移動がマーケットを作る? 航空大手「ANA」がユニバーサル化に注力する理由
人流が生まれると経済が動く

ここからは、前述のANA経営戦略室MaaS推進室チームの大澤氏、北嶋氏、内岡氏(以下、敬称略)の対談形式でお届けする。
――Universal MaaSの経済的価値は何ですか。
大澤:人が動くと、各種交通サービスや観光地、周辺の宿泊施設や飲食店など地域のさまざまな場所に経済効果が及びます。超高齢化社会に突入し人口減少が進む日本で成長を続けるには、新たな移動需要を喚起することが必要です。そこにUniversal MaaSの価値があります。

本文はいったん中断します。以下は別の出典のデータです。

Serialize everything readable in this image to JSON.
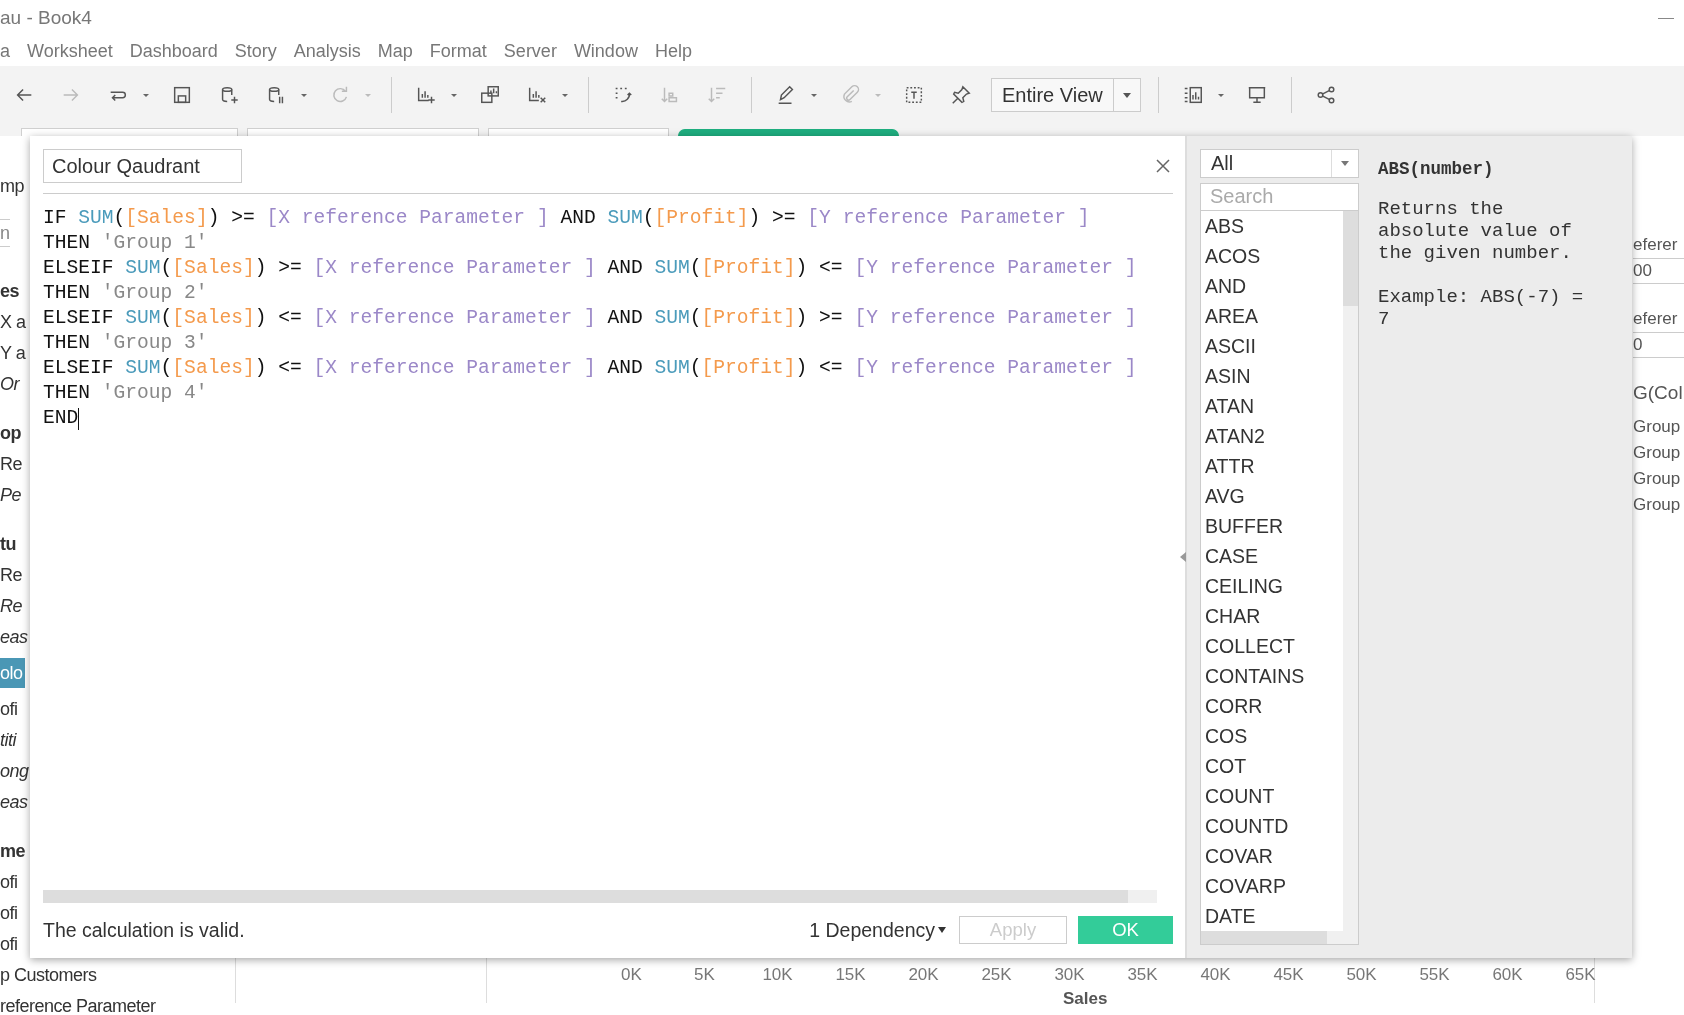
{
  "window": {
    "title": "au - Book4"
  },
  "menu": [
    "a",
    "Worksheet",
    "Dashboard",
    "Story",
    "Analysis",
    "Map",
    "Format",
    "Server",
    "Window",
    "Help"
  ],
  "toolbar": [
    {
      "kind": "button",
      "disabled": false,
      "menu": false
    },
    {
      "kind": "button",
      "disabled": true,
      "menu": false
    },
    {
      "kind": "button",
      "disabled": false,
      "menu": true
    },
    {
      "kind": "button",
      "disabled": false,
      "menu": false
    },
    {
      "kind": "button",
      "disabled": false,
      "menu": false
    },
    {
      "kind": "button",
      "disabled": false,
      "menu": true
    },
    {
      "kind": "button",
      "disabled": true,
      "menu": true
    },
    {
      "kind": "separator"
    },
    {
      "kind": "button",
      "disabled": false,
      "menu": true
    },
    {
      "kind": "button",
      "disabled": false,
      "menu": false
    },
    {
      "kind": "button",
      "disabled": false,
      "menu": true
    },
    {
      "kind": "separator"
    },
    {
      "kind": "button",
      "disabled": false,
      "menu": false
    },
    {
      "kind": "button",
      "disabled": true,
      "menu": false
    },
    {
      "kind": "button",
      "disabled": true,
      "menu": false
    },
    {
      "kind": "separator"
    },
    {
      "kind": "button",
      "disabled": false,
      "menu": true
    },
    {
      "kind": "button",
      "disabled": true,
      "menu": true
    },
    {
      "kind": "button",
      "disabled": false,
      "menu": false
    },
    {
      "kind": "button",
      "disabled": false,
      "menu": false
    },
    {
      "kind": "dropdown",
      "label": "Entire View"
    },
    {
      "kind": "separator"
    },
    {
      "kind": "button",
      "disabled": false,
      "menu": true
    },
    {
      "kind": "button",
      "disabled": false,
      "menu": false
    },
    {
      "kind": "separator"
    },
    {
      "kind": "button",
      "disabled": false,
      "menu": false
    }
  ],
  "tabs": [
    {
      "selected": false
    },
    {
      "selected": false
    },
    {
      "selected": false
    },
    {
      "selected": true
    }
  ],
  "sidebar": {
    "items": [
      {
        "kind": "plain",
        "text": "mp"
      },
      {
        "kind": "search",
        "text": "n"
      },
      {
        "kind": "heading",
        "text": "es"
      },
      {
        "kind": "plain",
        "text": "X a"
      },
      {
        "kind": "plain",
        "text": "Y a"
      },
      {
        "kind": "italic",
        "text": "Or"
      },
      {
        "kind": "heading",
        "text": "op"
      },
      {
        "kind": "plain",
        "text": "Re"
      },
      {
        "kind": "italic",
        "text": "Pe"
      },
      {
        "kind": "heading",
        "text": "tu"
      },
      {
        "kind": "plain",
        "text": "Re"
      },
      {
        "kind": "italic",
        "text": "Re"
      },
      {
        "kind": "italic",
        "text": "eas",
        "selected": false
      },
      {
        "kind": "plain",
        "text": "olo",
        "selected": true
      },
      {
        "kind": "plain",
        "text": "ofi"
      },
      {
        "kind": "italic",
        "text": "titi"
      },
      {
        "kind": "italic",
        "text": "ong"
      },
      {
        "kind": "italic",
        "text": "eas"
      },
      {
        "kind": "heading",
        "text": "me"
      },
      {
        "kind": "plain",
        "text": "ofi"
      },
      {
        "kind": "plain",
        "text": "ofi"
      },
      {
        "kind": "plain",
        "text": "ofi"
      },
      {
        "kind": "plain",
        "text": "p Customers"
      },
      {
        "kind": "plain",
        "text": "reference Parameter"
      }
    ]
  },
  "right_panel": [
    {
      "kind": "label",
      "text": "eferer"
    },
    {
      "kind": "field",
      "text": "00"
    },
    {
      "kind": "label",
      "text": "eferer"
    },
    {
      "kind": "field",
      "text": "0"
    },
    {
      "kind": "header",
      "text": "G(Col"
    },
    {
      "kind": "label",
      "text": "Group"
    },
    {
      "kind": "label",
      "text": "Group"
    },
    {
      "kind": "label",
      "text": "Group"
    },
    {
      "kind": "label",
      "text": "Group"
    }
  ],
  "axis": {
    "ticks": [
      "0K",
      "5K",
      "10K",
      "15K",
      "20K",
      "25K",
      "30K",
      "35K",
      "40K",
      "45K",
      "50K",
      "55K",
      "60K",
      "65K"
    ],
    "title": "Sales"
  },
  "dialog": {
    "name": "Colour Qaudrant",
    "code": [
      [
        {
          "kind": "plain",
          "text": "IF "
        },
        {
          "kind": "function",
          "text": "SUM"
        },
        {
          "kind": "plain",
          "text": "("
        },
        {
          "kind": "field",
          "text": "[Sales]"
        },
        {
          "kind": "plain",
          "text": ") >= "
        },
        {
          "kind": "parameter",
          "text": "[X reference Parameter ]"
        },
        {
          "kind": "plain",
          "text": " AND "
        },
        {
          "kind": "function",
          "text": "SUM"
        },
        {
          "kind": "plain",
          "text": "("
        },
        {
          "kind": "field",
          "text": "[Profit]"
        },
        {
          "kind": "plain",
          "text": ") >= "
        },
        {
          "kind": "parameter",
          "text": "[Y reference Parameter ]"
        }
      ],
      [
        {
          "kind": "plain",
          "text": "THEN "
        },
        {
          "kind": "string",
          "text": "'Group 1'"
        }
      ],
      [
        {
          "kind": "plain",
          "text": "ELSEIF "
        },
        {
          "kind": "function",
          "text": "SUM"
        },
        {
          "kind": "plain",
          "text": "("
        },
        {
          "kind": "field",
          "text": "[Sales]"
        },
        {
          "kind": "plain",
          "text": ") >= "
        },
        {
          "kind": "parameter",
          "text": "[X reference Parameter ]"
        },
        {
          "kind": "plain",
          "text": " AND "
        },
        {
          "kind": "function",
          "text": "SUM"
        },
        {
          "kind": "plain",
          "text": "("
        },
        {
          "kind": "field",
          "text": "[Profit]"
        },
        {
          "kind": "plain",
          "text": ") <= "
        },
        {
          "kind": "parameter",
          "text": "[Y reference Parameter ]"
        }
      ],
      [
        {
          "kind": "plain",
          "text": "THEN "
        },
        {
          "kind": "string",
          "text": "'Group 2'"
        }
      ],
      [
        {
          "kind": "plain",
          "text": "ELSEIF "
        },
        {
          "kind": "function",
          "text": "SUM"
        },
        {
          "kind": "plain",
          "text": "("
        },
        {
          "kind": "field",
          "text": "[Sales]"
        },
        {
          "kind": "plain",
          "text": ") <= "
        },
        {
          "kind": "parameter",
          "text": "[X reference Parameter ]"
        },
        {
          "kind": "plain",
          "text": " AND "
        },
        {
          "kind": "function",
          "text": "SUM"
        },
        {
          "kind": "plain",
          "text": "("
        },
        {
          "kind": "field",
          "text": "[Profit]"
        },
        {
          "kind": "plain",
          "text": ") >= "
        },
        {
          "kind": "parameter",
          "text": "[Y reference Parameter ]"
        }
      ],
      [
        {
          "kind": "plain",
          "text": "THEN "
        },
        {
          "kind": "string",
          "text": "'Group 3'"
        }
      ],
      [
        {
          "kind": "plain",
          "text": "ELSEIF "
        },
        {
          "kind": "function",
          "text": "SUM"
        },
        {
          "kind": "plain",
          "text": "("
        },
        {
          "kind": "field",
          "text": "[Sales]"
        },
        {
          "kind": "plain",
          "text": ") <= "
        },
        {
          "kind": "parameter",
          "text": "[X reference Parameter ]"
        },
        {
          "kind": "plain",
          "text": " AND "
        },
        {
          "kind": "function",
          "text": "SUM"
        },
        {
          "kind": "plain",
          "text": "("
        },
        {
          "kind": "field",
          "text": "[Profit]"
        },
        {
          "kind": "plain",
          "text": ") <= "
        },
        {
          "kind": "parameter",
          "text": "[Y reference Parameter ]"
        }
      ],
      [
        {
          "kind": "plain",
          "text": "THEN "
        },
        {
          "kind": "string",
          "text": "'Group 4'"
        }
      ],
      [
        {
          "kind": "plain",
          "text": "END"
        }
      ]
    ],
    "cursor_at_end": true,
    "status": "The calculation is valid.",
    "dependency": "1 Dependency",
    "buttons": [
      {
        "kind": "apply",
        "label": "Apply",
        "disabled": true
      },
      {
        "kind": "ok",
        "label": "OK",
        "disabled": false
      }
    ],
    "category": "All",
    "search": {
      "placeholder": "Search"
    },
    "functions": [
      "ABS",
      "ACOS",
      "AND",
      "AREA",
      "ASCII",
      "ASIN",
      "ATAN",
      "ATAN2",
      "ATTR",
      "AVG",
      "BUFFER",
      "CASE",
      "CEILING",
      "CHAR",
      "COLLECT",
      "CONTAINS",
      "CORR",
      "COS",
      "COT",
      "COUNT",
      "COUNTD",
      "COVAR",
      "COVARP",
      "DATE"
    ],
    "help": {
      "signature": "ABS(number)",
      "description": "Returns the absolute value of the given number.",
      "example": "Example: ABS(-7) = 7"
    }
  }
}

北嶋:コロナ禍では化粧品やアパレルの売り上げが落ち込みましたが、外出時に身なりを整えることも一種の経済効果ではないでしょうか。
内岡:コロナ以降、移動に対する考え方が変わりリモートで済むことも増えました。近年、臨場感あふれる体験ができるテクノロジーも登場していますが、リアルな観光需要は減らないと考えています。
北嶋:移動は手段にとどまらず、それ自体に体験価値があります。コロナ禍では、みんなが移動躊躇層になりました。そこで初めて移動の価値を感じた人も多いと思います。人の欲求に結びついたものといえるかもしれません。
――コロナ禍でUniversal MaaSに共感する人は増えましたか。
大澤:増えました。現時点で関心のない方々もいつかは共感してくれると信じています。誰もが必ず移動に難しさを感じるタイミングを迎えるからです。遅いか早いかの問題ではないでしょうか。
2020年に、
「人は移動するほど幸せを感じる」
という研究が、国際科学誌ネイチャーニューロサイエンスで発表された。それによると、重要なのは遠くへ行くことではなく、どれだけ多様な新しい場所に行くかどうかだ。移動で体を動かすことは必須ではないが、見たり、聞いたり、触ったり、においをかいだり、五感を通して新しいことを経験することが、ストレス耐性を高めたり、健康を改善したりするという。
誰もが行きたい場所に行ける社会は、誰にとっても生きやすい社会である。近年注目されるESG(環境・社会・ガバナンス)投資と同様、Universal MaaSの取り組みは社会的価値の創造だけではない。まちづくりや地域創生など、多くのメリットを生み出すものといえそうだ。